Just as she was poised with her finger over the bell, she heard noises coming from inside. She stopped. What had she even been thinking—that she would throw herself on the mercy of some wise old boddhisattva and learn to lead a life of mindful solitude? She ran back down the steps and kept running until she passed the tow pound and the Navy Yard, then jogged parallel to the BQE and finally up her own front stoop. A wave of exhaustion hit her as she unlocked the door to the building, and she dragged herself up the inner staircase with exaggerated, zombielike slowness.

When she arrived at her apartment door, she gasped: there was a letter taped to it. It was from Mr. Horton, or “99 Emerson LLC,” as he liked to call himself these days.
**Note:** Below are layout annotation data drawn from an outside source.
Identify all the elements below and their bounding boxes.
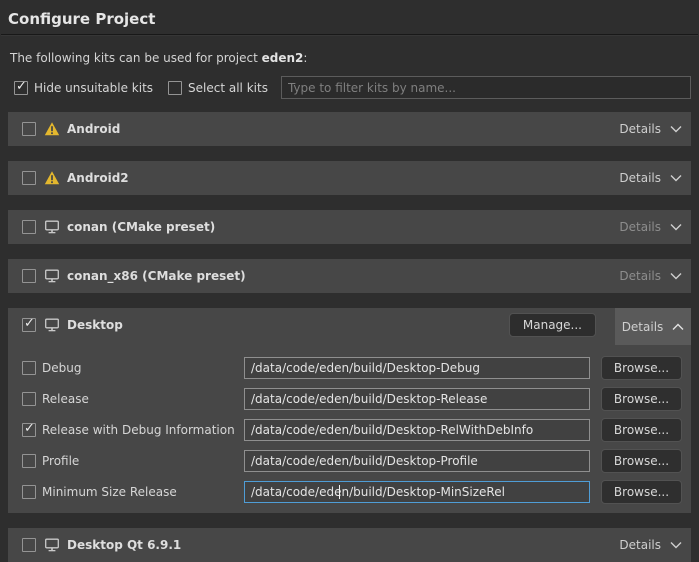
kit-name: Desktop	[67, 318, 509, 332]
warning-icon	[44, 121, 60, 137]
browse-button[interactable]: Browse...	[601, 356, 682, 380]
build-path-wrap	[244, 450, 590, 472]
build-config-checkbox[interactable]	[22, 423, 36, 437]
hide-unsuitable-kits-checkbox[interactable]	[14, 81, 28, 95]
kit-row-android2: Android2 Details	[8, 161, 691, 195]
desktop-icon	[44, 219, 60, 235]
details-label: Details	[619, 122, 661, 136]
browse-button[interactable]: Browse...	[601, 480, 682, 504]
chevron-down-icon	[670, 174, 682, 182]
details-button[interactable]: Details	[619, 171, 682, 185]
kit-header: conan (CMake preset) Details	[8, 210, 691, 244]
kit-name: Android2	[67, 171, 619, 185]
kit-name: Android	[67, 122, 619, 136]
build-config-checkbox[interactable]	[22, 361, 36, 375]
select-all-kits-group[interactable]: Select all kits	[168, 81, 268, 95]
build-path-input[interactable]	[244, 450, 590, 472]
desktop-icon	[44, 537, 60, 553]
build-config-label[interactable]: Minimum Size Release	[42, 485, 230, 499]
details-button-expanded[interactable]: Details	[615, 308, 691, 345]
intro-text: The following kits can be used for proje…	[0, 35, 699, 65]
select-all-kits-label[interactable]: Select all kits	[188, 81, 268, 95]
kit-checkbox[interactable]	[22, 538, 36, 552]
kit-name: Desktop Qt 6.9.1	[67, 538, 619, 552]
desktop-icon	[44, 268, 60, 284]
filter-bar: Hide unsuitable kits Select all kits	[0, 65, 699, 99]
build-config-label[interactable]: Profile	[42, 454, 230, 468]
kit-header: Android2 Details	[8, 161, 691, 195]
kit-checkbox[interactable]	[22, 122, 36, 136]
hide-unsuitable-kits-group[interactable]: Hide unsuitable kits	[14, 81, 153, 95]
browse-button[interactable]: Browse...	[601, 449, 682, 473]
build-config-checkbox[interactable]	[22, 392, 36, 406]
chevron-down-icon	[670, 223, 682, 231]
kit-row-desktop-qt-691: Desktop Qt 6.9.1 Details	[8, 528, 691, 562]
intro-suffix: :	[303, 51, 307, 65]
details-label: Details	[619, 538, 661, 552]
build-path-input[interactable]	[244, 388, 590, 410]
browse-button[interactable]: Browse...	[601, 418, 682, 442]
chevron-up-icon	[672, 323, 684, 331]
configure-project-page: Configure Project The following kits can…	[0, 0, 699, 562]
details-button[interactable]: Details	[619, 122, 682, 136]
details-label: Details	[619, 220, 661, 234]
hide-unsuitable-kits-label[interactable]: Hide unsuitable kits	[34, 81, 153, 95]
build-config-row-minsizerel: Minimum Size Release Browse...	[22, 481, 682, 503]
build-path-input-focused[interactable]	[244, 481, 590, 503]
kit-checkbox[interactable]	[22, 220, 36, 234]
kit-checkbox[interactable]	[22, 171, 36, 185]
manage-button[interactable]: Manage...	[509, 313, 596, 337]
build-config-row-relwithdebinfo: Release with Debug Information Browse...	[22, 419, 682, 441]
kit-filter-input[interactable]	[281, 76, 691, 99]
build-config-label[interactable]: Release	[42, 392, 230, 406]
build-config-list: Debug Browse... Release Browse...	[8, 342, 691, 503]
select-all-kits-checkbox[interactable]	[168, 81, 182, 95]
intro-prefix: The following kits can be used for proje…	[10, 51, 262, 65]
kit-name: conan (CMake preset)	[67, 220, 619, 234]
kit-list: Android Details Android2 Details	[8, 112, 691, 562]
text-caret	[339, 485, 340, 499]
chevron-down-icon	[670, 125, 682, 133]
chevron-down-icon	[670, 272, 682, 280]
build-config-checkbox[interactable]	[22, 485, 36, 499]
kit-name: conan_x86 (CMake preset)	[67, 269, 619, 283]
kit-checkbox[interactable]	[22, 269, 36, 283]
kit-row-conan: conan (CMake preset) Details	[8, 210, 691, 244]
kit-header: Android Details	[8, 112, 691, 146]
warning-icon	[44, 170, 60, 186]
kit-checkbox[interactable]	[22, 318, 36, 332]
kit-row-android: Android Details	[8, 112, 691, 146]
build-config-row-release: Release Browse...	[22, 388, 682, 410]
details-label: Details	[619, 269, 661, 283]
desktop-icon	[44, 317, 60, 333]
build-path-wrap	[244, 388, 590, 410]
build-path-wrap	[244, 481, 590, 503]
details-button[interactable]: Details	[622, 320, 685, 334]
build-config-label[interactable]: Debug	[42, 361, 230, 375]
build-config-label[interactable]: Release with Debug Information	[42, 423, 230, 437]
details-button[interactable]: Details	[619, 269, 682, 283]
details-button[interactable]: Details	[619, 538, 682, 552]
chevron-down-icon	[670, 541, 682, 549]
build-config-checkbox[interactable]	[22, 454, 36, 468]
page-title: Configure Project	[0, 0, 699, 34]
project-name: eden2	[262, 51, 304, 65]
kit-header: conan_x86 (CMake preset) Details	[8, 259, 691, 293]
details-button[interactable]: Details	[619, 220, 682, 234]
build-path-wrap	[244, 357, 590, 379]
details-label: Details	[622, 320, 664, 334]
build-path-input[interactable]	[244, 419, 590, 441]
kit-header: Desktop Qt 6.9.1 Details	[8, 528, 691, 562]
build-path-wrap	[244, 419, 590, 441]
kit-row-desktop: Details Desktop Manage... Debug Browse..…	[8, 308, 691, 513]
build-config-row-debug: Debug Browse...	[22, 357, 682, 379]
build-config-row-profile: Profile Browse...	[22, 450, 682, 472]
details-label: Details	[619, 171, 661, 185]
browse-button[interactable]: Browse...	[601, 387, 682, 411]
kit-header: Desktop Manage...	[8, 308, 691, 342]
build-path-input[interactable]	[244, 357, 590, 379]
kit-row-conan-x86: conan_x86 (CMake preset) Details	[8, 259, 691, 293]
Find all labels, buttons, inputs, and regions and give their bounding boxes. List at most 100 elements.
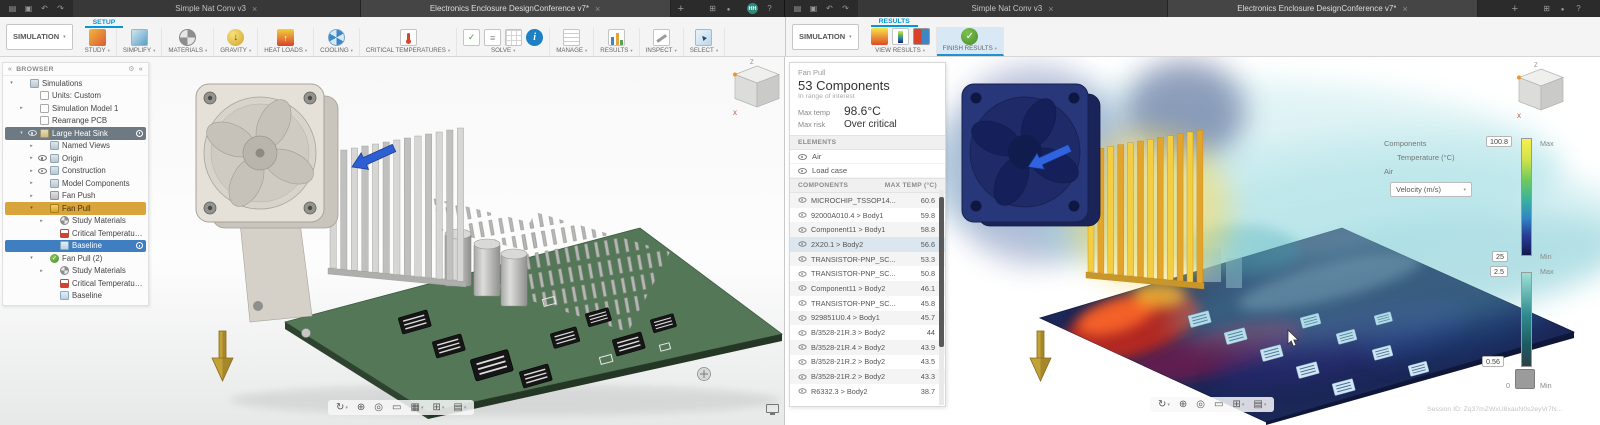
toolbar-group[interactable]: STUDY ▾ [79,28,117,56]
toolbar-group[interactable]: VIEW RESULTS ▾ [865,27,937,56]
close-icon[interactable] [252,4,257,14]
chevron-down-icon[interactable]: ▾ [153,48,155,54]
expand-arrow-icon[interactable]: ▸ [18,105,25,111]
tree-item[interactable]: Baseline [5,290,146,303]
component-row[interactable]: B/3528-21R.4 > Body2 43.9 [790,339,945,355]
tool-icon[interactable] [227,29,245,46]
temp-min-input[interactable]: 25 [1492,251,1508,262]
chevron-down-icon[interactable]: ▾ [205,48,207,54]
tree-item[interactable]: Critical Temperatures [5,227,146,240]
titlebar-icon[interactable] [55,4,66,13]
tool-icon[interactable] [399,29,417,46]
expand-arrow-icon[interactable]: ▸ [28,193,35,199]
expand-arrow-icon[interactable]: ▸ [28,168,35,174]
expand-arrow-icon[interactable]: ▾ [28,205,35,211]
tool-icon[interactable] [526,29,544,46]
expand-arrow-icon[interactable]: ▸ [38,268,45,274]
titlebar-icon[interactable] [1573,4,1584,13]
toolbar-group[interactable]: SELECT ▾ [684,28,726,56]
visibility-eye-icon[interactable] [798,388,807,394]
velocity-max-input[interactable]: 2.5 [1490,266,1508,277]
new-tab-button[interactable]: + [671,3,691,15]
visibility-eye-icon[interactable] [798,256,807,262]
document-tab[interactable]: Simple Nat Conv v3 [858,0,1168,17]
elements-header[interactable]: ELEMENTS [790,135,945,150]
toolbar-group[interactable]: MANAGE ▾ [550,28,595,56]
component-row[interactable]: R6332.3 > Body2 38.7 [790,384,945,399]
avatar[interactable]: HH [747,3,758,14]
toolbar-group[interactable]: INSPECT ▾ [640,28,684,56]
tool-icon[interactable] [652,29,670,46]
tool-icon[interactable] [463,29,481,46]
tool-icon[interactable] [484,29,502,46]
tree-item[interactable]: ▾ Fan Pull [5,202,146,215]
component-row[interactable]: TRANSISTOR-PNP_SC... 53.3 [790,251,945,267]
collapse-icon[interactable]: « [139,66,143,73]
nav-tool-icon[interactable] [1214,399,1223,410]
tree-item[interactable]: ▸ Named Views [5,140,146,153]
chevron-down-icon[interactable]: ▾ [674,48,676,54]
titlebar-icon[interactable] [723,4,734,13]
component-row[interactable]: B/3528-21R.2 > Body2 43.3 [790,369,945,384]
nav-tool-icon[interactable] [336,402,348,413]
cooling-fan-thermal[interactable] [961,83,1101,227]
visibility-eye-icon[interactable] [38,167,47,174]
component-row[interactable]: 92000A010.4 > Body1 59.8 [790,208,945,223]
tree-item[interactable]: ▸ Simulation Model 1 [5,102,146,115]
ribbon-tab-setup[interactable]: SETUP [84,17,124,28]
toolbar-group[interactable]: FINISH RESULTS ▾ [936,27,1004,56]
visibility-eye-icon[interactable] [798,329,807,336]
titlebar-icon[interactable] [1541,4,1552,13]
component-row[interactable]: 2X20.1 > Body2 56.6 [790,237,945,252]
nav-tool-icon[interactable] [432,402,444,413]
titlebar-icon[interactable] [824,4,835,13]
nav-tool-icon[interactable] [1196,399,1205,410]
titlebar-icon[interactable] [792,4,803,13]
document-tab[interactable]: Electronics Enclosure DesignConference v… [360,0,671,17]
component-row[interactable]: 929851U0.4 > Body1 45.7 [790,310,945,326]
expand-arrow-icon[interactable]: ▾ [8,80,15,86]
nav-tool-icon[interactable] [453,402,466,413]
nav-tool-icon[interactable] [1232,399,1244,410]
expand-arrow-icon[interactable]: ▸ [28,143,35,149]
visibility-eye-icon[interactable] [798,359,807,365]
visibility-eye-icon[interactable] [798,197,807,204]
collapse-icon[interactable]: « [8,66,12,73]
titlebar-icon[interactable] [808,4,819,13]
ribbon-tab-results[interactable]: RESULTS [870,17,918,27]
tool-icon[interactable] [130,29,148,46]
expand-arrow-icon[interactable]: ▸ [38,218,45,224]
visibility-eye-icon[interactable] [798,344,807,350]
toolbar-group[interactable]: RESULTS ▾ [594,28,640,56]
tree-item[interactable]: ▸ Model Components [5,177,146,190]
component-row[interactable]: B/3528-21R.3 > Body2 44 [790,325,945,340]
chevron-down-icon[interactable]: ▾ [716,48,718,54]
close-icon[interactable] [1402,4,1407,14]
document-tab[interactable]: Electronics Enclosure DesignConference v… [1168,0,1478,17]
help-icon[interactable] [764,4,775,13]
tree-item[interactable]: ▸ Construction [5,165,146,178]
toolbar-group[interactable]: COOLING ▾ [314,28,360,56]
tool-icon[interactable] [88,29,106,46]
chevron-down-icon[interactable]: ▾ [305,48,307,54]
titlebar-icon[interactable] [39,4,50,13]
tool-icon[interactable] [961,28,979,45]
component-row[interactable]: TRANSISTOR-PNP_SC... 50.8 [790,266,945,281]
toolbar-group[interactable]: SOLVE ▾ [457,28,551,56]
titlebar-icon[interactable] [1557,4,1568,13]
titlebar-icon[interactable] [7,4,18,13]
titlebar-icon[interactable] [23,4,34,13]
active-indicator-icon[interactable] [136,129,143,137]
visibility-eye-icon[interactable] [798,227,807,233]
nav-tool-icon[interactable] [374,402,383,413]
visibility-eye-icon[interactable] [798,153,807,160]
expand-arrow-icon[interactable]: ▸ [28,180,35,186]
nav-tool-icon[interactable] [410,402,423,413]
nav-tool-icon[interactable] [1253,399,1266,410]
expand-arrow-icon[interactable]: ▾ [28,255,35,261]
titlebar-icon[interactable] [840,4,851,13]
tool-icon[interactable] [563,29,581,46]
scrollbar[interactable] [939,190,944,405]
tree-item[interactable]: ▸ Fan Push [5,190,146,203]
chevron-down-icon[interactable]: ▾ [585,48,587,54]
It informed her that she had exceeded the proscribed amount of time in which to make her decision and was now being evicted. She had a month to gather her things, find a new apartment, and move.
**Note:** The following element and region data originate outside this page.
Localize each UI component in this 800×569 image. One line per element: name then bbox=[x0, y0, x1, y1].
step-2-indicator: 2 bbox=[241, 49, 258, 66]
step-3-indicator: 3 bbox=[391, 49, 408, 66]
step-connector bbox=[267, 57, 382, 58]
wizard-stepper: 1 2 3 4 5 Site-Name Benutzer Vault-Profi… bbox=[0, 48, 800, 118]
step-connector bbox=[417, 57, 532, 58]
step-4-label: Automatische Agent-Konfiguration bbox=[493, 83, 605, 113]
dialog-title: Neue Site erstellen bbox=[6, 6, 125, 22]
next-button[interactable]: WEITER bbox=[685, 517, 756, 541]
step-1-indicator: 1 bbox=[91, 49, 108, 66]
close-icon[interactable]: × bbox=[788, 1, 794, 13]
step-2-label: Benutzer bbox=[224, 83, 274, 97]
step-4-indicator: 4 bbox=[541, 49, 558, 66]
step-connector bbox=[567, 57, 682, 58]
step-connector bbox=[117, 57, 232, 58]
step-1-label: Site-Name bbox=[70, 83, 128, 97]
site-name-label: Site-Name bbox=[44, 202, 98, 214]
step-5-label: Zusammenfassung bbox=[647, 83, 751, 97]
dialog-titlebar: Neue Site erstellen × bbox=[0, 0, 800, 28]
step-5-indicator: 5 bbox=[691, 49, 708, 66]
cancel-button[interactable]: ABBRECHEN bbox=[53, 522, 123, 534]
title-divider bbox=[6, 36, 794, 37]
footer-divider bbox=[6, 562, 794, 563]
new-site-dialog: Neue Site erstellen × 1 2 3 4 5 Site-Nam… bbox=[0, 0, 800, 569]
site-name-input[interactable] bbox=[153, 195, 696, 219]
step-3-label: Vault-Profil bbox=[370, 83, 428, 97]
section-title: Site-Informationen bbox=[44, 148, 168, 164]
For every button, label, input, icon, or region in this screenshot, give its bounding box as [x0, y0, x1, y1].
Amy unlocked the door, fell into the bathroom, opened the medicine cabinet, and scrabbled around behind a box of tampons until she found her emergency Camels, stale but still smokable. She felt too weak to go outside again, so she knelt by the open back window of her apartment and chain-smoked until she was about to pass out, then lay down on the floor and stared up at the ceiling. How was it possible that in just a few hours she had gone from okay to destitute and homeless? How could a destitute homeless person be in possession of a Comme des Garçons wallet, a pair of Worishofer sandals, a fridge with Moroccan oil-packed sun-dried tomatoes in it—all these accoutrements of bourgeois stability, but none of the actual stability itself? Should she call her parents? She could not even bring herself to imagine the conversation. She would call Bev. No, Bev was dealing with so much of her own shit right now. Really, she should call Sam. What was a boyfriend for, if not to console you when you were having a crisis?

 

19

Sam’s studio was in the Pencil Factory, a warehouse building in Greenpoint that reminded Amy of the best things about college. The stairwells always smelled like paint and hand-rolled cigarettes, and the whole thing was heated unevenly by big old radiators. Amy loved visiting Sam there, seeing all the other artists in the hallways and on the roof; it was so cheering to know that there were still people who made their living by creating physical things—even if some of them were commercial illustrators and graphic designers. Well, Sam wasn’t, anyway! He was just a guy who made giant oil paintings of Cuisinarts.

They went up to the roof to talk. It was still cool, and getting dark alarmingly early. Amy pulled out her pack of stale Camels. Sam made a face.

“What? I told you, I’m freaking out! I’m allowed to smoke!”

“I’m not going to want to kiss you if you smoke that, baby,” Sam said, pulling her close and pushing her hand away from the pack. Amy felt a stab of rage. Who cared about kissing? She needed to smoke more than she needed a kiss. But she put the Camels away. She also needed Sam on her side.